The strength in soybeans stemmed from signs that demand for US supplies remains strong even with newly harvested soybeans from South America available on the marketplace.
Corn futures benefited from position squaring ahead of a closely watched report on US farmers' planting plans that the government will release next week.
Wheats future was rising after three straight days of declines as investors guarded against rallies stemming from developments in the fighting between Russia and Ukraine.
Chicago Board of Trade May soybean futures SK2 settled up 9-1/2 cents at $17.10-1/4 a bushel.
Private exporters reported the sale of 132,000 tonnes of soybeans to China for delivery in the 2021/22 marketing year, the US Agriculture Department said on Friday morning.
It was the third time this week the government has announced a so-called "flash sale" of old-crop supplies.
"US beans are cheaper than Brazil and Argentina going all the way out through September," said Terry Reilly, senior commodity analyst at Futures International. "With the flash sales, it kind of confirms that US is competitive."
CBOT May corn CK2 was 5-3/4 cents higher at $7.54 a bushel.
Analysts were expecting the USDA report next week to show that farmers plan to decrease their corn seedings by 1.5% compared with 2021.
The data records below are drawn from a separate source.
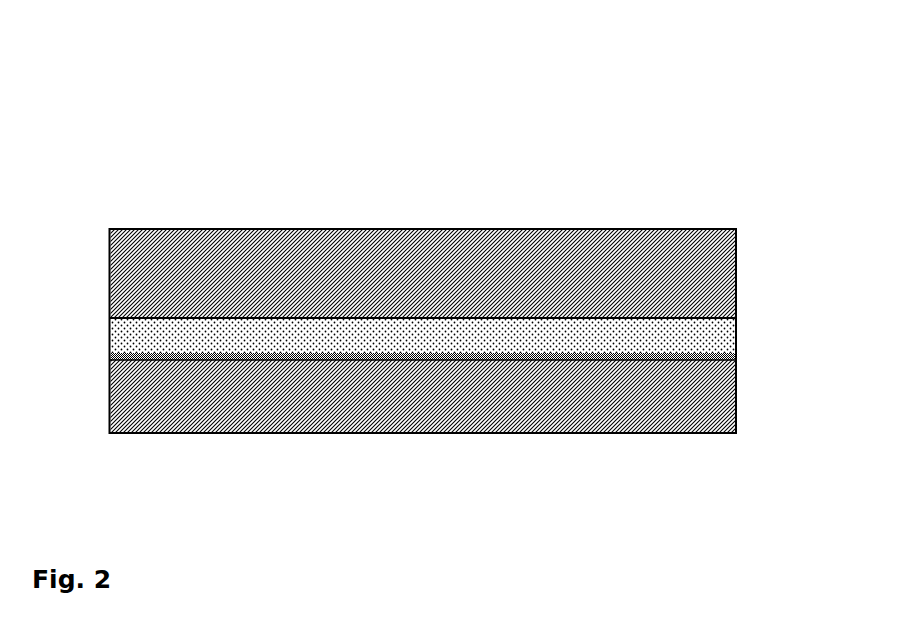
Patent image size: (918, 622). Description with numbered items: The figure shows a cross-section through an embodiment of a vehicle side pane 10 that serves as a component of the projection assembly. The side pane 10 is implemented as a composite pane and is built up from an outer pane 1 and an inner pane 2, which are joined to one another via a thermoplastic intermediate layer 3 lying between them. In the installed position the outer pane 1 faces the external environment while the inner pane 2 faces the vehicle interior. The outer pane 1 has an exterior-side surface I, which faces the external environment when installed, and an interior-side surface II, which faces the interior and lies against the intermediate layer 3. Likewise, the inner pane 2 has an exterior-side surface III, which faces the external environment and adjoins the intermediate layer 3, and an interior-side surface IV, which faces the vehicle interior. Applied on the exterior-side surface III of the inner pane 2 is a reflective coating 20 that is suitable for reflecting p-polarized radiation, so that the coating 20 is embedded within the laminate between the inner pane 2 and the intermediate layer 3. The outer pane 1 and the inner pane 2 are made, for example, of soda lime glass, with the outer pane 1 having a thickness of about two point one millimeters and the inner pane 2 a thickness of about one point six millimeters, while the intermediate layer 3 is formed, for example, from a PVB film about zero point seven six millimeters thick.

The vehicle side pane 10 is at (153, 120).
The outer pane 1 is at (680, 248).
The inner pane 2 is at (690, 400).
The thermoplastic intermediate layer 3 is at (713, 338).
The reflective coating 20 is at (120, 350).
The exterior-side surface I is at (313, 226).
The interior-side surface II is at (350, 312).
The exterior-side surface III is at (211, 363).
The interior-side surface IV is at (500, 434).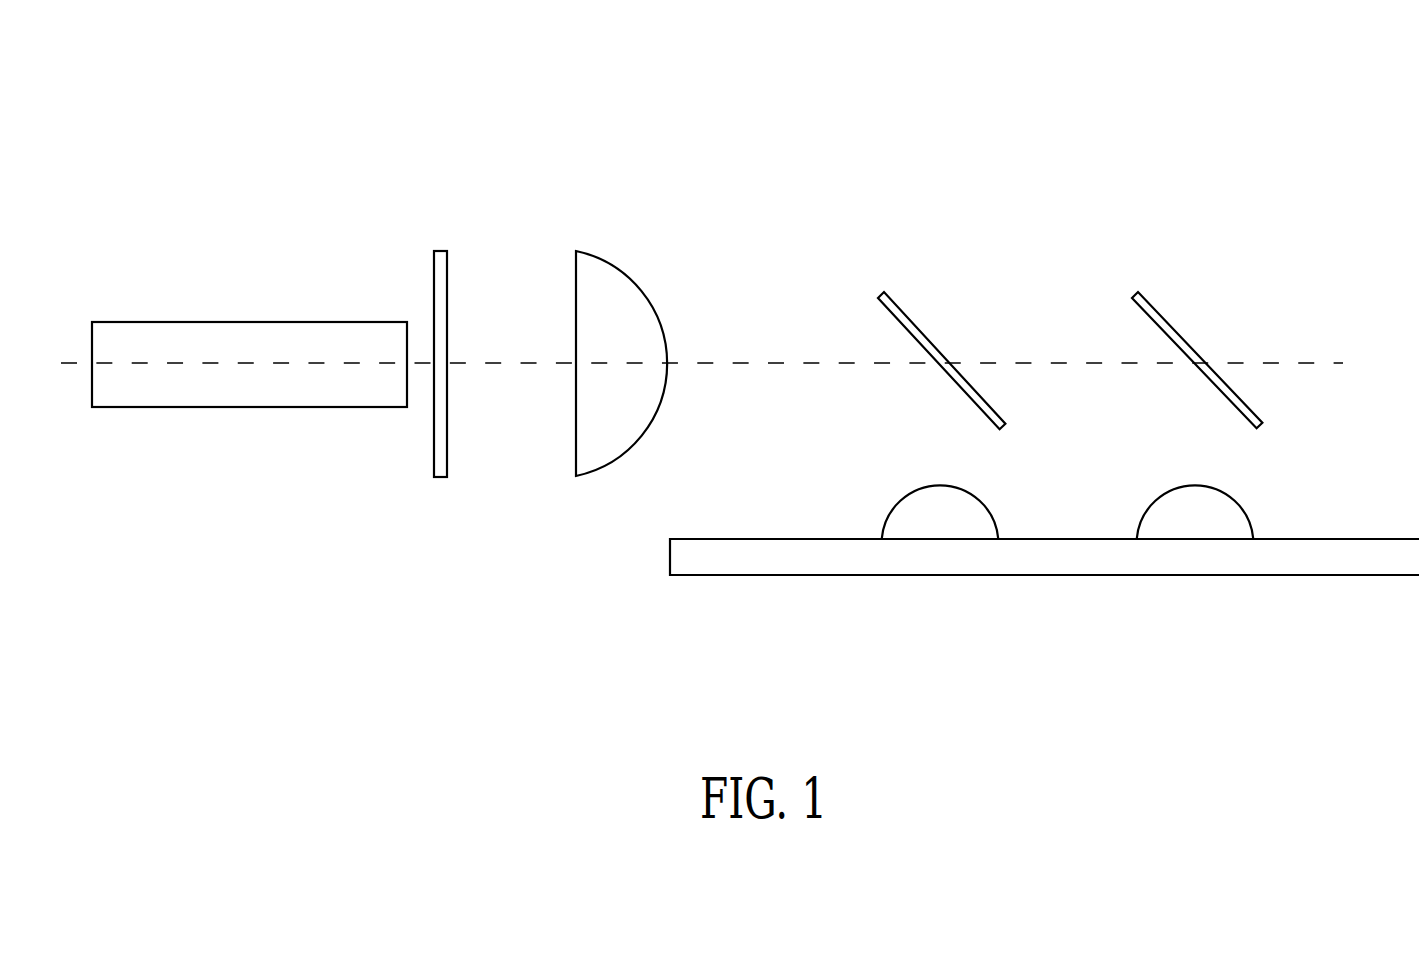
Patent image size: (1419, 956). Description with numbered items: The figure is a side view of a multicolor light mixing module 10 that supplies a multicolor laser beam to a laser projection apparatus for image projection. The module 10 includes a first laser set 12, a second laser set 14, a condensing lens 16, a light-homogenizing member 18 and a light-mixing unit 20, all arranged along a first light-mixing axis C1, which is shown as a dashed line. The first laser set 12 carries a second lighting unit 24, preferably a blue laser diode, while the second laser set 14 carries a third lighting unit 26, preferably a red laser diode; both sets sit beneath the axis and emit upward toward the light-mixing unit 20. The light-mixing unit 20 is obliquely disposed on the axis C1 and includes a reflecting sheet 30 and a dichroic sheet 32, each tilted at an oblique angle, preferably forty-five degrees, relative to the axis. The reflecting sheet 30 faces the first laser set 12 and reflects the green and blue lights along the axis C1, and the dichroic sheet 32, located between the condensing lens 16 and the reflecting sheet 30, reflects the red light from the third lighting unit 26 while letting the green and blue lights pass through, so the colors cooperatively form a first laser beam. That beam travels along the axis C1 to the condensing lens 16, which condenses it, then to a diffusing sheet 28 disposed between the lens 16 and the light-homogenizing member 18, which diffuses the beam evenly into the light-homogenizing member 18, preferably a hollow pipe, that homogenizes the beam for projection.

Soybean plantings were seen rising 1.8%.
CBOT May wheat WK2 was up 16-1/2 cents at $11.02-1/4 a bushel.
Wheat had fallen in the previous three sessions, its longest losing streak since before Russia's invasion of Ukraine.
After an initial scramble to replace Ukrainian grain cargoes with other origins like the European Union and India, traders are watching to see how importers manage the ongoing squeeze in international supply.